Our research reveals valuable insights into the negative selection of immune cells in lampreys. Lampreys exhibit unique immune cell phenotypes, including VRLA (akin to α/β T cells), VRLB (similar to B cells), and VRLC (resembling γ/δ T cells). These specialized immune cell types have evolved specific mechanisms for immune cell elimination. Notably, lampreys possess a thymoid structure that expresses VRL, indicating the presence of a mechanism to eliminate autoreactive immune cells (Bajoghli et al. 2011). Interestingly, while we found a homolog of FEZF2 (XP_032822733.1) in lampreys, we could not locate a homolog of AIRE1. Moreover, we identified the presence of LTBR (XP_032823234.1), a gene known to regulate FEZF2 expression in lampreys (Takaba et al. 2015). Additionally, we observed the expression of downstream target genes that are regulated by FEZF2 in lampreys.
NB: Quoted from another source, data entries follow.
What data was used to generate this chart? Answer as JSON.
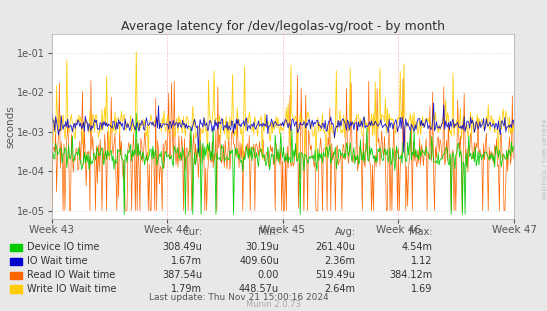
{
  "title": "Average latency for /dev/legolas-vg/root - by month",
  "ylabel": "seconds",
  "right_label": "RRDTOOL / TOBI OETIKER",
  "x_ticks": [
    "Week 43",
    "Week 44",
    "Week 45",
    "Week 46",
    "Week 47"
  ],
  "bg_color": "#e8e8e8",
  "plot_bg_color": "#ffffff",
  "grid_color": "#cccccc",
  "colors": {
    "device_io": "#00cc00",
    "io_wait": "#0000cc",
    "read_io_wait": "#ff6600",
    "write_io_wait": "#ffcc00"
  },
  "legend": [
    {
      "label": "Device IO time",
      "color": "#00cc00"
    },
    {
      "label": "IO Wait time",
      "color": "#0000cc"
    },
    {
      "label": "Read IO Wait time",
      "color": "#ff6600"
    },
    {
      "label": "Write IO Wait time",
      "color": "#ffcc00"
    }
  ],
  "stats_headers": [
    "Cur:",
    "Min:",
    "Avg:",
    "Max:"
  ],
  "stats_rows": [
    [
      "308.49u",
      "30.19u",
      "261.40u",
      "4.54m"
    ],
    [
      "1.67m",
      "409.60u",
      "2.36m",
      "1.12"
    ],
    [
      "387.54u",
      "0.00",
      "519.49u",
      "384.12m"
    ],
    [
      "1.79m",
      "448.57u",
      "2.64m",
      "1.69"
    ]
  ],
  "last_update": "Last update: Thu Nov 21 15:00:16 2024",
  "munin_version": "Munin 2.0.73",
  "n_points": 500,
  "ymin": 6e-06,
  "ymax": 0.3
}
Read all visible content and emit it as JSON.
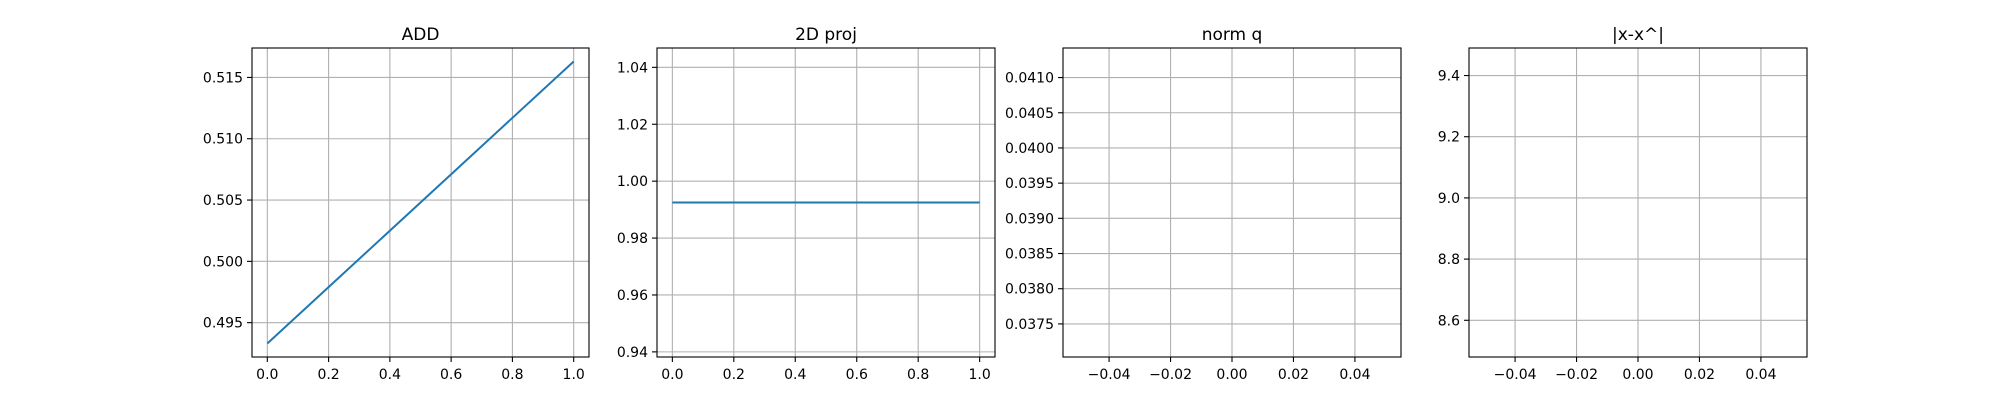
{
  "chart_data": [
    {
      "type": "line",
      "title": "ADD",
      "xlabel": "",
      "ylabel": "",
      "xlim": [
        -0.05,
        1.05
      ],
      "ylim": [
        0.4922,
        0.5174
      ],
      "grid": true,
      "xticks": [
        0.0,
        0.2,
        0.4,
        0.6,
        0.8,
        1.0
      ],
      "xtick_labels": [
        "0.0",
        "0.2",
        "0.4",
        "0.6",
        "0.8",
        "1.0"
      ],
      "yticks": [
        0.495,
        0.5,
        0.505,
        0.51,
        0.515
      ],
      "ytick_labels": [
        "0.495",
        "0.500",
        "0.505",
        "0.510",
        "0.515"
      ],
      "series": [
        {
          "x": [
            0.0,
            1.0
          ],
          "values": [
            0.4933,
            0.5163
          ],
          "color": "#1f77b4"
        }
      ]
    },
    {
      "type": "line",
      "title": "2D proj",
      "xlabel": "",
      "ylabel": "",
      "xlim": [
        -0.05,
        1.05
      ],
      "ylim": [
        0.9382,
        1.0468
      ],
      "grid": true,
      "xticks": [
        0.0,
        0.2,
        0.4,
        0.6,
        0.8,
        1.0
      ],
      "xtick_labels": [
        "0.0",
        "0.2",
        "0.4",
        "0.6",
        "0.8",
        "1.0"
      ],
      "yticks": [
        0.94,
        0.96,
        0.98,
        1.0,
        1.02,
        1.04
      ],
      "ytick_labels": [
        "0.94",
        "0.96",
        "0.98",
        "1.00",
        "1.02",
        "1.04"
      ],
      "series": [
        {
          "x": [
            0.0,
            1.0
          ],
          "values": [
            0.9925,
            0.9925
          ],
          "color": "#1f77b4"
        }
      ]
    },
    {
      "type": "line",
      "title": "norm q",
      "xlabel": "",
      "ylabel": "",
      "xlim": [
        -0.055,
        0.055
      ],
      "ylim": [
        0.03703,
        0.04142
      ],
      "grid": true,
      "xticks": [
        -0.04,
        -0.02,
        0.0,
        0.02,
        0.04
      ],
      "xtick_labels": [
        "−0.04",
        "−0.02",
        "0.00",
        "0.02",
        "0.04"
      ],
      "yticks": [
        0.0375,
        0.038,
        0.0385,
        0.039,
        0.0395,
        0.04,
        0.0405,
        0.041
      ],
      "ytick_labels": [
        "0.0375",
        "0.0380",
        "0.0385",
        "0.0390",
        "0.0395",
        "0.0400",
        "0.0405",
        "0.0410"
      ],
      "series": []
    },
    {
      "type": "line",
      "title": "|x-x^|",
      "xlabel": "",
      "ylabel": "",
      "xlim": [
        -0.055,
        0.055
      ],
      "ylim": [
        8.48,
        9.49
      ],
      "grid": true,
      "xticks": [
        -0.04,
        -0.02,
        0.0,
        0.02,
        0.04
      ],
      "xtick_labels": [
        "−0.04",
        "−0.02",
        "0.00",
        "0.02",
        "0.04"
      ],
      "yticks": [
        8.6,
        8.8,
        9.0,
        9.2,
        9.4
      ],
      "ytick_labels": [
        "8.6",
        "8.8",
        "9.0",
        "9.2",
        "9.4"
      ],
      "series": []
    }
  ]
}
These genes include BHMT, CALCA, COL17A1, CRISP 1, CYP24A1, F2, FABP7, FABP9, GC, ITIH3, KRT10, KCNJ5, LGALS7, LYPD1, MAOA, MUC3, MYO15B, PLAGL1, PLD1, Resp18, and ZP2. In summary, our findings suggest that lampreys may have evolved a mechanism akin to negative selection, potentially mediated by FEZF2, to eliminate autoreactive immune cells.

Conclusion

Our comprehensive analysis has revealed a multifaceted view of the regulation of TRA expression. Despite the absence of a recent common evolutionary origin in the mechanisms governing TRA regulation by FEZF2 and AIRE1, we have observed their co-expression in various contexts beyond the thymus, particularly in the germline. Both pathways appear to contribute to the process of autophagy, an ancient mechanism documented in organisms like Hydra, Drosophila, and Spiralia. Interestingly, while the AIRE1 pathway emerged in bony fish, the FEZF2-mediated pathway displays remarkable conservation in invertebrates. This suggests that Fezf2 may have been one of the ancient genes responsible for facilitating self-elimination, possibly by regulating gene expression related to autophagy. AIRE1, on the other hand, appears to have evolved to support this function in more complex vertebrate gonads and immune systems.